Dia benci perasaan yang menyesakkan itu. Ara meringis sambil memegang kepalanya, pandangannya mulai buram. Dia buru-buru mengeluarkan ponselnya untuk menghubungi Ezhar.
Ara berlutut di lantai sambil memegang kepalanya, sesekali terdengar ringisan lirih keluar dari bibirnya. Seorang karyawan toko yang melihat itu datang mendekat.
"Kak, apa kau baik-baik saja.."
Ara berusaha untuk tetap sadar melihat siapa yang bertanya padanya. Namun pandangannya semakin buram.
"…Tolong…" Ara menyerahkan ponselnya yang masih tersambung dengan Ezhar. Karyawan itu mengerti dan berbicara, mengatakan kalau kondisinya memburuk. Saat karyawan itu akan pergi meminta bantuan Ara menariknya mendekat sambil menggeleng. "…Jangan.." di antara rasa sakit di kepala dan takut ketahuan oleh Arka membuat Ara semakin kalut ".. Tolong, sembunyikan.. aku.. dari…dia.."Tunjuk Ara pada Arka yang saat itu posisinya berdiri tidak jauh dari mereka.
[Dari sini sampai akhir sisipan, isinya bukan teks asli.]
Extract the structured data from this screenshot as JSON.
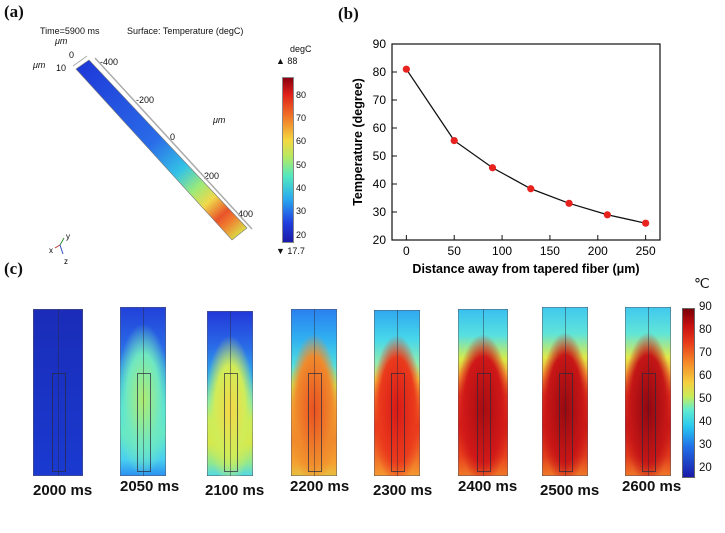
{
  "panel_a": {
    "label": "(a)",
    "time_text": "Time=5900 ms",
    "surface_text": "Surface: Temperature (degC)",
    "unit_top": "μm",
    "unit_left": "μm",
    "unit_right": "μm",
    "ticks_left": [
      "0",
      "10"
    ],
    "ticks_axis": [
      "-400",
      "-200",
      "0",
      "200",
      "400"
    ],
    "colorbar_unit": "degC",
    "max_marker": "▲ 88",
    "min_marker": "▼ 17.7",
    "colorbar_ticks": [
      "80",
      "70",
      "60",
      "50",
      "40",
      "30",
      "20"
    ],
    "triad": [
      "y",
      "x",
      "z"
    ]
  },
  "panel_b": {
    "label": "(b)",
    "marker_color": "#e8231f",
    "line_color": "#111111"
  },
  "panel_c": {
    "label": "(c)",
    "unit": "℃",
    "colorbar_ticks": [
      "90",
      "80",
      "70",
      "60",
      "50",
      "40",
      "30",
      "20"
    ],
    "times": [
      "2000 ms",
      "2050 ms",
      "2100 ms",
      "2200 ms",
      "2300 ms",
      "2400 ms",
      "2500 ms",
      "2600 ms"
    ]
  },
  "chart_data": {
    "type": "line",
    "title": "",
    "xlabel": "Distance away from tapered fiber (μm)",
    "ylabel": "Temperature (degree)",
    "x": [
      0,
      50,
      90,
      130,
      170,
      210,
      250
    ],
    "series": [
      {
        "values": [
          81,
          55.5,
          45.8,
          38.3,
          33.1,
          29.0,
          26.0
        ]
      }
    ],
    "xlim": [
      -15,
      265
    ],
    "ylim": [
      20,
      90
    ],
    "xticks": [
      "0",
      "50",
      "100",
      "150",
      "200",
      "250"
    ],
    "yticks": [
      "20",
      "30",
      "40",
      "50",
      "60",
      "70",
      "80",
      "90"
    ],
    "grid": false
  }
}
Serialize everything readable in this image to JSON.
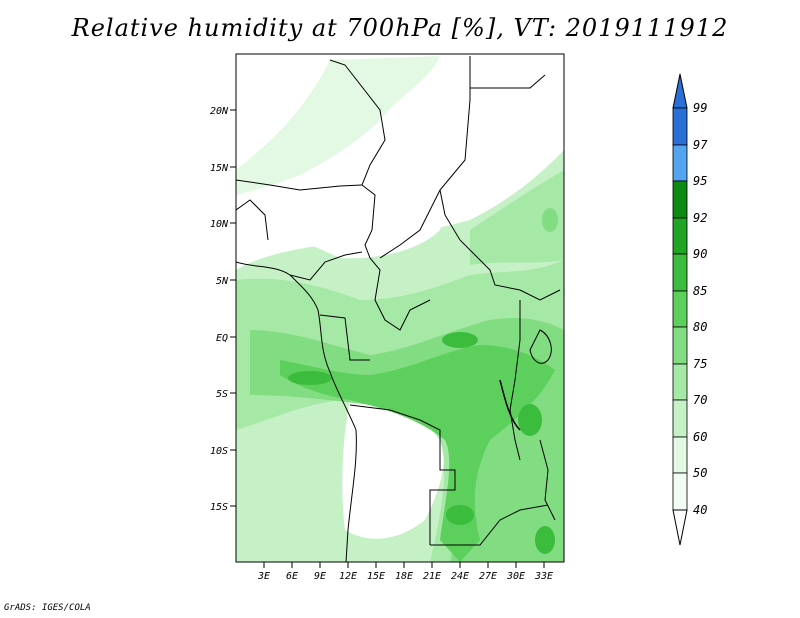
{
  "title": "Relative humidity at 700hPa [%], VT: 2019111912",
  "credit": "GrADS: IGES/COLA",
  "map": {
    "projection": "lat-lon",
    "lon_range": [
      0,
      35
    ],
    "lat_range": [
      -20,
      25
    ],
    "lon_ticks": [
      "3E",
      "6E",
      "9E",
      "12E",
      "15E",
      "18E",
      "21E",
      "24E",
      "27E",
      "30E",
      "33E"
    ],
    "lat_ticks": [
      "20N",
      "15N",
      "10N",
      "5N",
      "EQ",
      "5S",
      "10S",
      "15S"
    ]
  },
  "colorbar": {
    "levels": [
      "99",
      "97",
      "95",
      "92",
      "90",
      "85",
      "80",
      "75",
      "70",
      "60",
      "50",
      "40"
    ],
    "colors": [
      "#2a6fd6",
      "#3f8ce8",
      "#54a4f0",
      "#0e8a14",
      "#1fa423",
      "#3cbc3c",
      "#5ccf5c",
      "#82dc82",
      "#a6e8a6",
      "#c6f1c6",
      "#e4f9e4",
      "#ffffff"
    ]
  }
}
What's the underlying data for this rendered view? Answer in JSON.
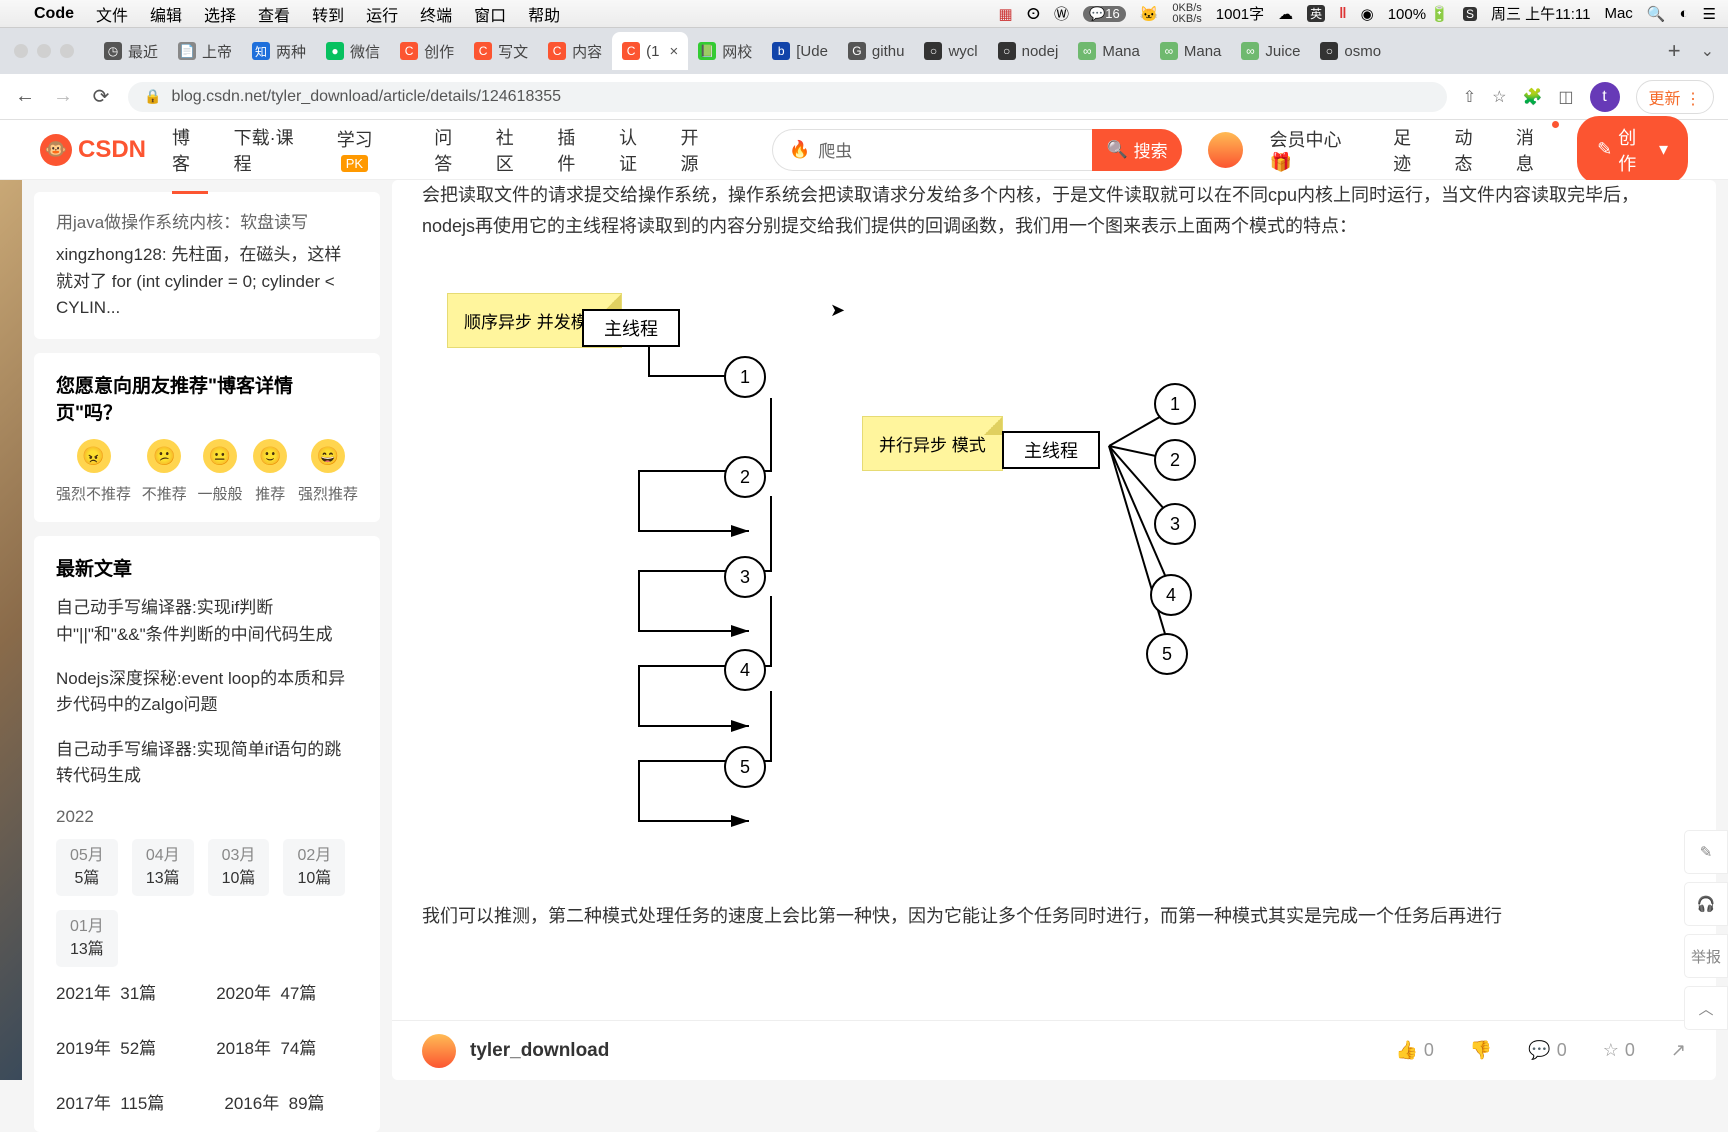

Karyawan itu hendak menolak mengingat kondisi Ara yang menurutnya sangat buruk, wajah pucat, bahkan darah mengalir keluar dari hidungnya. Karyawan itu mengangguk pasrah dan membawanya ke balik rak buku yang sedikit tersembunyi.
Ara berusaha untuk tetap tersadar, napasnya mulai berat dan tersengal-sengal. Karyawan yang menunggunya mulai khawatir.
"Kakak, tunggu di sini, saya akan pergi cari bantuan.." kata Karyawan itu pergi.
Ara ingin menghentikannya tapi terlambat. Namun sebelum kesadarannya menghilang dia samar-samar melihat Ezhar datang bersama Karyawan yang tadi bersamanya.
"Ara!!"
Dan semuanya gelap.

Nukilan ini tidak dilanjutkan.